The INDIGO phase 3 trial is for residual or recurrent grade 2 glioma with an IDH1 or IDH2 mutation. The clinical trial is a randomized study comparing the drug’s efficacy to a placebo in participants. All participants in the study had undergone surgery as their only form of treatment. By the end of the investigation, the drug successfully met the primary endpoint of progression-free survival (PFS). Not only this, but vorasidenib was also successful in reaching the secondary endpoint of time to next intervention (TTNI), in both instances data collected was clinically and statistically significant.
Precursor or glial cells within the central nervous system (CNS) are where Gliomas generally arise and the prognosis for this type of tumor is strongly connected to a lack of mutations in the metabolic enzyme isocitrate dehydrogenase (IDH).
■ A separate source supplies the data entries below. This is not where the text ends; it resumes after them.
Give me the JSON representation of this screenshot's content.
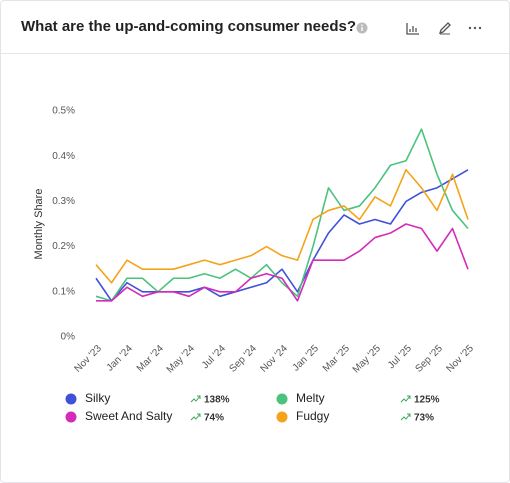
{
  "title": "What are the up-and-coming consumer needs?",
  "chart_data": {
    "type": "line",
    "y_label": "Monthly Share",
    "grid": false,
    "categories": [
      "Nov '23",
      null,
      "Jan '24",
      null,
      "Mar '24",
      null,
      "May '24",
      null,
      "Jul '24",
      null,
      "Sep '24",
      null,
      "Nov '24",
      null,
      "Jan '25",
      null,
      "Mar '25",
      null,
      "May '25",
      null,
      "Jul '25",
      null,
      "Sep '25",
      null,
      "Nov '25"
    ],
    "ylim": [
      0,
      0.5
    ],
    "yticks": [
      {
        "value": 0,
        "label": "0%"
      },
      {
        "value": 0.1,
        "label": "0.1%"
      },
      {
        "value": 0.2,
        "label": "0.2%"
      },
      {
        "value": 0.3,
        "label": "0.3%"
      },
      {
        "value": 0.4,
        "label": "0.4%"
      },
      {
        "value": 0.5,
        "label": "0.5%"
      }
    ],
    "series": [
      {
        "name": "Silky",
        "color": "#3f51d8",
        "change": "138%",
        "values": [
          0.13,
          0.08,
          0.12,
          0.1,
          0.1,
          0.1,
          0.1,
          0.11,
          0.09,
          0.1,
          0.11,
          0.12,
          0.15,
          0.1,
          0.17,
          0.23,
          0.27,
          0.25,
          0.26,
          0.25,
          0.3,
          0.32,
          0.33,
          0.35,
          0.37
        ]
      },
      {
        "name": "Melty",
        "color": "#4cc27f",
        "change": "125%",
        "values": [
          0.09,
          0.08,
          0.13,
          0.13,
          0.1,
          0.13,
          0.13,
          0.14,
          0.13,
          0.15,
          0.13,
          0.16,
          0.12,
          0.09,
          0.2,
          0.33,
          0.28,
          0.29,
          0.33,
          0.38,
          0.39,
          0.46,
          0.36,
          0.28,
          0.24
        ]
      },
      {
        "name": "Sweet And Salty",
        "color": "#d42bb8",
        "change": "74%",
        "values": [
          0.08,
          0.08,
          0.11,
          0.09,
          0.1,
          0.1,
          0.09,
          0.11,
          0.1,
          0.1,
          0.13,
          0.14,
          0.13,
          0.08,
          0.17,
          0.17,
          0.17,
          0.19,
          0.22,
          0.23,
          0.25,
          0.24,
          0.19,
          0.24,
          0.15
        ]
      },
      {
        "name": "Fudgy",
        "color": "#f5a31a",
        "change": "73%",
        "values": [
          0.16,
          0.12,
          0.17,
          0.15,
          0.15,
          0.15,
          0.16,
          0.17,
          0.16,
          0.17,
          0.18,
          0.2,
          0.18,
          0.17,
          0.26,
          0.28,
          0.29,
          0.26,
          0.31,
          0.29,
          0.37,
          0.33,
          0.28,
          0.36,
          0.26
        ]
      }
    ]
  }
}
Generally, low-grade Gliomas are incurable and ultimately progress to high-grade disease and even though IDH mutations occur in 70% of patients only limited treatment options are available.
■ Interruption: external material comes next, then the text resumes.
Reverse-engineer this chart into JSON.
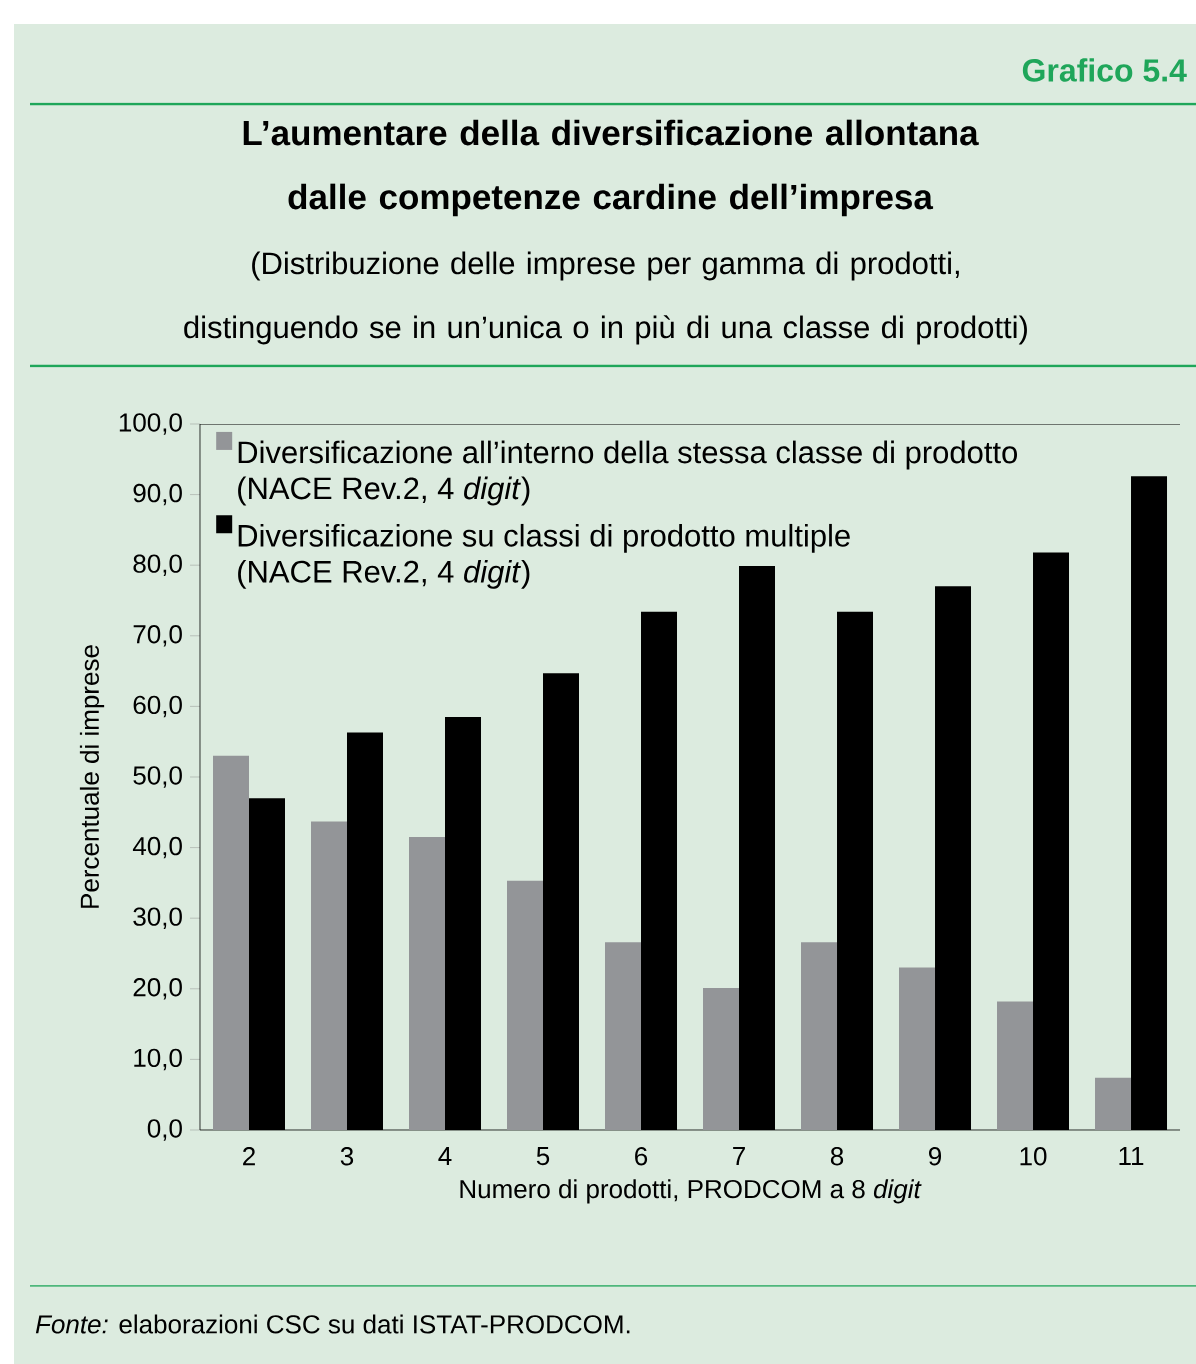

Patients that are at high risk of the disease are typically administered postoperative chemotherapy while the wait-and-watch approach is commonly used with low-risk patients. Evidence presented in the trial suggests that new ways to treat the disease may exist, in fact, Patrick Therasse, Servier’s VP and Head of Late Stage and Life Cycle Management Oncology & Immuno-oncology Therapeutic Area has called these findings a potential therapeutic breakthrough that is proof of the firm’s oncology strategy.
“Therapeutic progress in the low-grade glioma space has been stagnant for decades. The results of the Phase 3 INDIGO trial, meeting both the primary endpoint of progression-free survival and the key secondary endpoint of time to next intervention, presents an opportunity to shift the treatment paradigm for patients with IDH mutant low-grade glioma by potentially delivering the first targeted therapy,” said Susan Pandya, M.D., Vice President Clinical Development and Head of Cancer Metabolism Global Development Oncology & Immuno-Oncology, Servier.
The INDIGO trial was completed way ahead of schedule due to the accelerated enrollment and interim efficacy analysis outcome, therefore trial results will soon be shared at medical meetings and Servier will start working towards filing timelines and adapting the apply capacity for the treatment.
It is indicative of Servier’s faith in vorasidenib that the approval of the drug in the U.S. is connected to milestone payments of up to $200 million for Agios. However, to trigger the payments the FDA must approve the drug latest by 2027. It is due to the firm’s commitment to the development of such drugs that 50% of the group’s Research and Development budget is allocated to the oncology department.